Auch beim 2018 im Mousonturm uraufgeführten Theaterprojekt „Der Fleischgarten“ sowie beim zugehörigen Album „Jardin du Boeuf“ wurden Grenzen überschritten: die Grenzen des Körpers. „Ich schneide ab und klebe an“, heißt es im Song „Der Chirurg“, der die Stimmung des Projekts vorgibt. Körper werden aufgetrennt und seziert, modifiziert und zerstückelt, am Ende bleiben „Blut, Eiter, Kot und Insekten“. Eine Kritik am Optimierungs- und Schönheitswahn? Oder eine formale Umsetzung des eigenen musikalischen Konzepts, das Töne zerdehnt, modifiziert, zerstückelt, neu zusammensetzt und stetig neue Klangkörper erschafft? Les Trucs verweigern sich auch hier einer klaren Antwort, „Analyse und Zerstreuung“ nennen sie ihr Konzept. Aus der Zerstreuung, den Harmonien und Soundschichten, die plötzlich aufbrechen und anfangen weh zu tun, schält sich eine Analyse gesellschaftlicher Verhältnisse heraus.

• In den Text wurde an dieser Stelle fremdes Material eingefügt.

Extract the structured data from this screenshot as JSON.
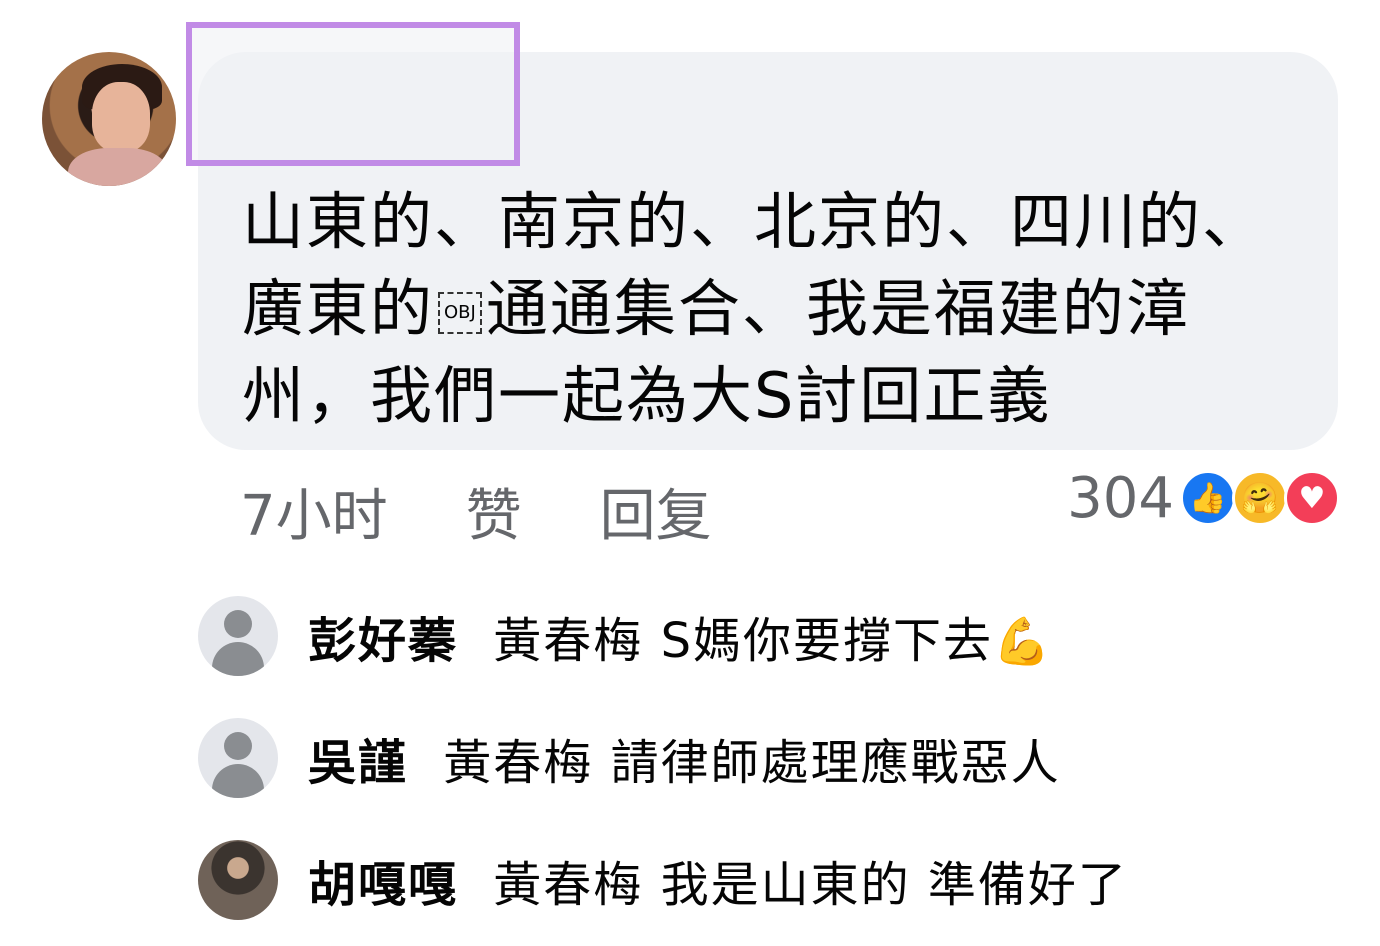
{
  "comment": {
    "text_part1": "山東的、南京的、北京的、四川的、廣東的",
    "obj_glyph": "OBJ",
    "text_part2": "通通集合、我是福建的漳州，我們一起為大S討回正義"
  },
  "actions": {
    "time": "7小时",
    "like": "赞",
    "reply": "回复"
  },
  "reactions": {
    "count": "304",
    "icons": [
      "like-icon",
      "care-icon",
      "love-icon"
    ]
  },
  "replies": [
    {
      "name": "彭好蓁",
      "mention": "黃春梅",
      "text": "S媽你要撐下去",
      "emoji": "flexed-biceps-icon",
      "avatar": "default"
    },
    {
      "name": "吳謹",
      "mention": "黃春梅",
      "text": "請律師處理應戰惡人",
      "avatar": "default"
    },
    {
      "name": "胡嘎嘎",
      "mention": "黃春梅",
      "text": "我是山東的 準備好了",
      "avatar": "photo"
    }
  ]
}
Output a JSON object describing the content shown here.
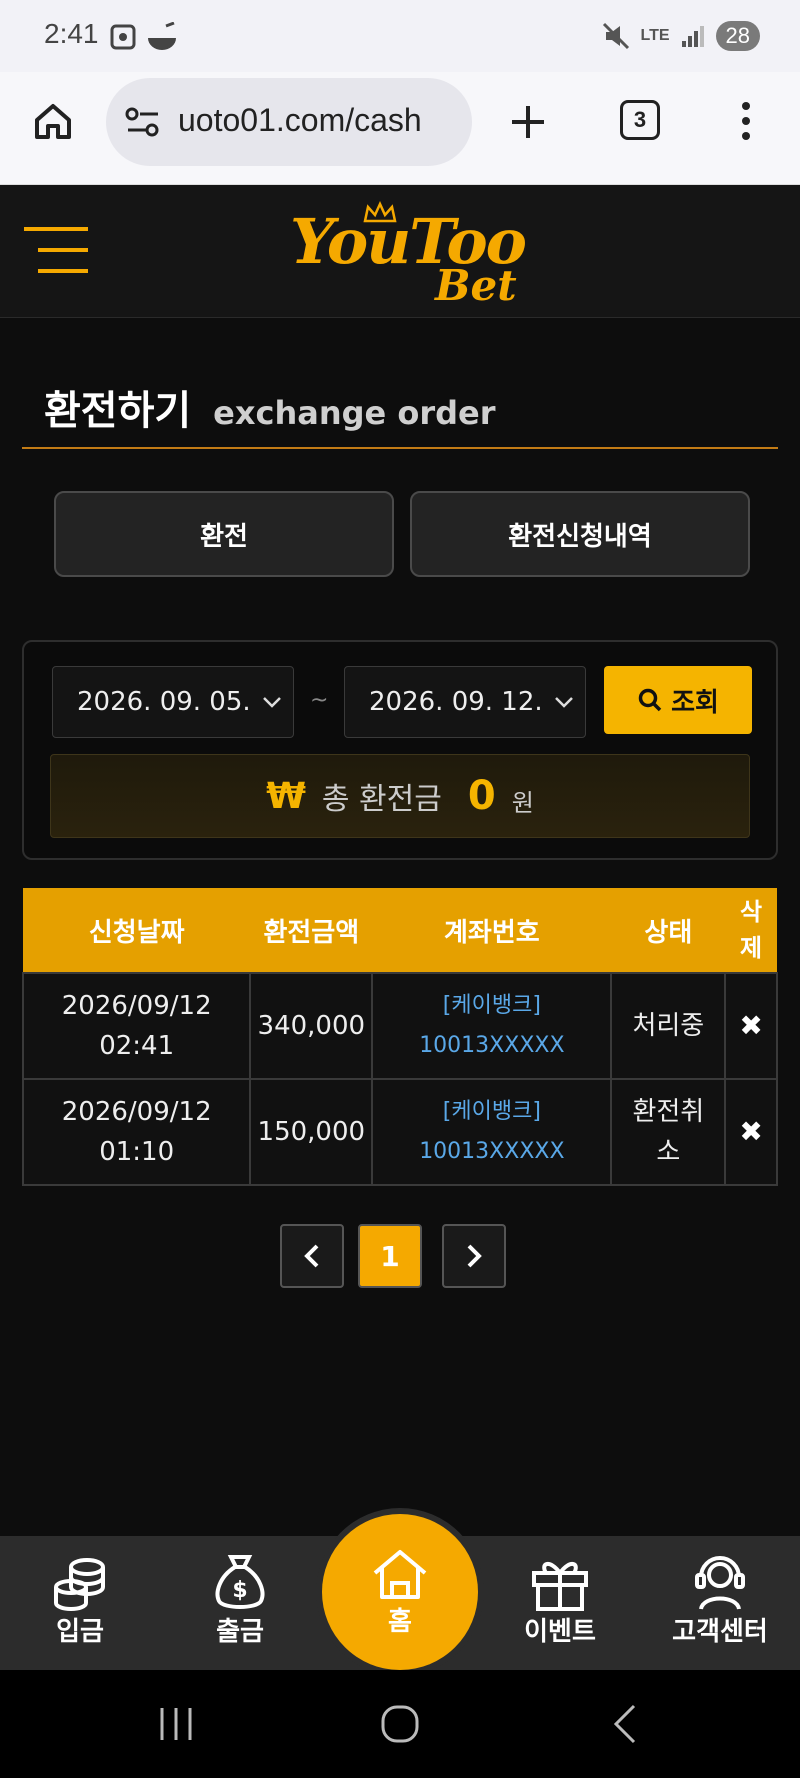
{
  "status_bar": {
    "time": "2:41",
    "network": "LTE",
    "battery": "28"
  },
  "browser": {
    "url": "uoto01.com/cash",
    "tab_count": "3"
  },
  "header": {
    "logo_line1": "YouToo",
    "logo_line2": "Bet"
  },
  "page": {
    "title": "환전하기",
    "subtitle": "exchange order"
  },
  "tabs": [
    {
      "label": "환전"
    },
    {
      "label": "환전신청내역"
    }
  ],
  "filter": {
    "start_date": "2026. 09. 05.",
    "end_date": "2026. 09. 12.",
    "separator": "~",
    "search_label": "조회"
  },
  "total": {
    "currency_symbol": "₩",
    "label": "총 환전금",
    "amount": "0",
    "unit": "원"
  },
  "table": {
    "headers": [
      "신청날짜",
      "환전금액",
      "계좌번호",
      "상태",
      "삭제"
    ],
    "rows": [
      {
        "date": "2026/09/12",
        "time": "02:41",
        "amount": "340,000",
        "bank": "[케이뱅크]",
        "account": "10013XXXXX",
        "status": "처리중",
        "delete": "✖"
      },
      {
        "date": "2026/09/12",
        "time": "01:10",
        "amount": "150,000",
        "bank": "[케이뱅크]",
        "account": "10013XXXXX",
        "status": "환전취소",
        "delete": "✖"
      }
    ]
  },
  "pagination": {
    "current": "1"
  },
  "bottom_nav": {
    "deposit": "입금",
    "withdraw": "출금",
    "home": "홈",
    "event": "이벤트",
    "support": "고객센터"
  },
  "colors": {
    "accent": "#f5a900",
    "background": "#0d0d0d",
    "account_link": "#5aa8e8"
  }
}
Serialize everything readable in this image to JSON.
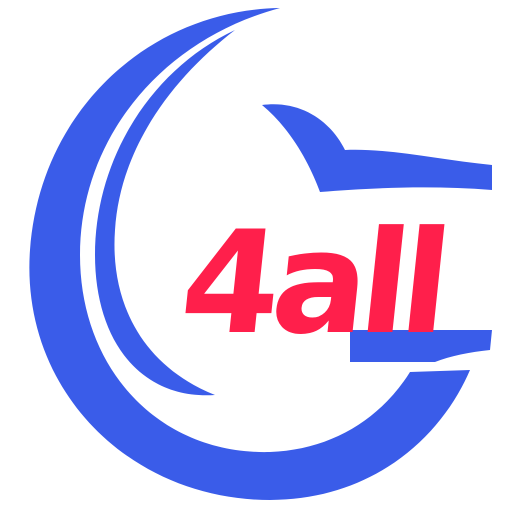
{
  "logo": {
    "wordmark": "4all",
    "colors": {
      "ring": "#3a5ce9",
      "text": "#ff1f4b",
      "background": "#ffffff"
    }
  }
}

Auch „Der Krieg mit den Molchen“ lässt sich gerade aufgrund seiner formalen Experimente, der Vielstimmigkeit und der diversen Perspektiven auf eine zugrunde gehende Welt als „Analyse und Zerstreuung“ lesen. Der Roman ist formales Experiment, lässt Forschungsberichte neben Zeitungsartikeln, wissenschaftliche Abhandlungen neben philosophischen Essays stehen, für deren Vermittlung in der Theaterinszenierung die Schauspielerin Beatrice Frey zuständig sein wird. Die formale Offenheit der Vorlage eröffnet viele Zugänge zu ihrem dystopischen Gesellschaftsentwurf.

Für Les Trucs sind vor allem die im Roman beschriebenen Kommunikationsformen interessant: Neben der Musik der Molche wird der Rundfunkkanal, über den die Molche der Menschheit ihr Ende ankündigen, im Mittelpunkt stehen. Und selbstverständlich ist Wasser, der Lebensraum der Molche, zentrales Element im Theaterraum: Wasser wird zum Resonanzraum, zum Ausgangspunkt von Sounds, die vom Drummer Bastian Hagedorn ergänzt werden.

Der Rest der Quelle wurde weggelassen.